SANTA BARBARA, CA, – Retired General Merrill McPeak, a member of the Joint Chiefs of Staff when Clinton formulated the “don’t ask, don’t tell” policy on gays in the military in 1993, has urged Barack Obama to maintain that policy when he becomes president. But researchers at the Palm Center at the University of California, Santa Barbara, say McPeak, a military adviser to Obama, has acknowledged that his views on gays and women in the military are rooted in personal, unsubstantiated beliefs, which he holds even when they conflict with the needs of the military.
McPeak said last month that he and the current service leaders did not share the values of tolerance that would be required to make the change work. To lift the ban on open gays, he said, “the service leadership will have to go to the gay and lesbian annual ball and lead the first dance,” something he is not willing to do. “I couldn’t see how I could become an advocate for open homosexuality in Air Force combat units.”
In 1991 and 1992, McPeak used much the same explanation to oppose women in combat, saying in a string of talks with lawmakers that he had “personal prejudices” against expanding combat roles for women, “even though logic tells us” that women can conduct combat operations just as well as men. He told Congress then that he would choose an inferior male flight instructor over a superior female one even if it made for a “militarily less effective situation.” “I admit it doesn’t make much sense,” he said, “but that’s the way I feel about it.” Elsewhere he repeated that his position did not meet “strict evidence standards for logic,” but that that did not raise doubts in him about his position.
Aaron Belkin, professor of political science and director of the Palm Center at University of California, Santa Barbara, said the comments were a frank acknowledgement of how views on military personnel issues are often shaped by emotion rather than fact. “This kind of resistance to modernization is so often about prejudice, and not about military readiness,” Belkin said. “What’s notable about McPeak’s case, though, is how willingly he accepts degrading readiness as a tolerable price for indulging prejudice.”

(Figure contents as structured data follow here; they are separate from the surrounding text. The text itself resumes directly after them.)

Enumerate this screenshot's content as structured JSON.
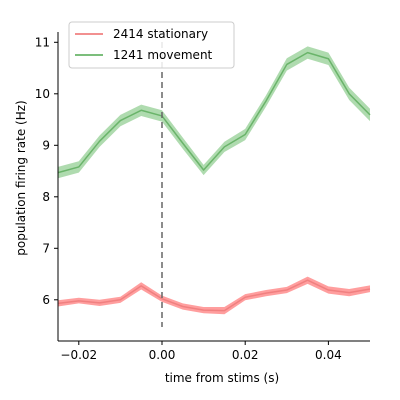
{
  "chart_data": {
    "type": "line",
    "xlabel": "time from stims (s)",
    "ylabel": "population firing rate (Hz)",
    "xlim": [
      -0.025,
      0.05
    ],
    "ylim": [
      5.2,
      11.2
    ],
    "xticks": [
      -0.02,
      0.0,
      0.02,
      0.04
    ],
    "xtick_labels": [
      "−0.02",
      "0.00",
      "0.02",
      "0.04"
    ],
    "yticks": [
      6,
      7,
      8,
      9,
      10,
      11
    ],
    "ytick_labels": [
      "6",
      "7",
      "8",
      "9",
      "10",
      "11"
    ],
    "legend_position": "top-left",
    "annotations": [
      {
        "type": "vline",
        "x": 0.0,
        "style": "dashed",
        "color": "#666666"
      }
    ],
    "x": [
      -0.025,
      -0.02,
      -0.015,
      -0.01,
      -0.005,
      0.0,
      0.005,
      0.01,
      0.015,
      0.02,
      0.025,
      0.03,
      0.035,
      0.04,
      0.045,
      0.05
    ],
    "series": [
      {
        "name": "2414 stationary",
        "color": "#f08080",
        "band_color": "#ff0000",
        "values": [
          5.93,
          5.98,
          5.94,
          6.0,
          6.27,
          6.02,
          5.87,
          5.8,
          5.79,
          6.05,
          6.13,
          6.19,
          6.38,
          6.19,
          6.14,
          6.21
        ],
        "lower": [
          5.87,
          5.93,
          5.88,
          5.94,
          6.2,
          5.96,
          5.81,
          5.74,
          5.72,
          5.99,
          6.07,
          6.13,
          6.31,
          6.12,
          6.07,
          6.15
        ],
        "upper": [
          5.99,
          6.04,
          6.0,
          6.06,
          6.34,
          6.08,
          5.93,
          5.86,
          5.86,
          6.11,
          6.19,
          6.25,
          6.45,
          6.26,
          6.21,
          6.28
        ]
      },
      {
        "name": "1241 movement",
        "color": "#6ab46a",
        "band_color": "#2ca02c",
        "values": [
          8.47,
          8.58,
          9.08,
          9.48,
          9.68,
          9.57,
          9.04,
          8.52,
          8.97,
          9.21,
          9.86,
          10.57,
          10.8,
          10.68,
          10.0,
          9.59
        ],
        "lower": [
          8.36,
          8.47,
          8.97,
          9.37,
          9.57,
          9.46,
          8.93,
          8.42,
          8.87,
          9.1,
          9.75,
          10.45,
          10.68,
          10.56,
          9.88,
          9.47
        ],
        "upper": [
          8.58,
          8.69,
          9.19,
          9.59,
          9.79,
          9.68,
          9.15,
          8.62,
          9.07,
          9.32,
          9.97,
          10.69,
          10.92,
          10.8,
          10.12,
          9.71
        ]
      }
    ]
  }
}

Brigadier General Evelyn Foote, who sat on a military Advisory Council to the Obama campaign, attended one of the 1992 Congressional hearings in which McPeak said he would choose a less qualified male over a more qualified female. Foote, who was also an adviser to the military’s Defense Advisory Committee on Women in the Services, said McPeak was not capable of dealing well with diversity issues in the military and that the president-elect deserves better advisers than someone who cannot transcend his own personal limitations. “I would have a very difficult time trusting someone like McPeak with any advice he gave to Obama,” she said. “There are far better people to advise him than this man.”
Other former members of the Joint Chiefs of Staff share McPeak’s history of personal animosity to women and gays in combat, including General Carl Mundy, former Commandant of the Marine Corps. Mundy was one of the most outspoken opponents of gay service in 1993 and distributed a salacious anti-gay video to other military leaders. His position was largely rooted in religious opposition to homosexuality. In 1992, he said that women were not well-suited for combat and “I do not believe the American people want them suited” because combat is “debasing” and is “something that I would not want to see women involved in.”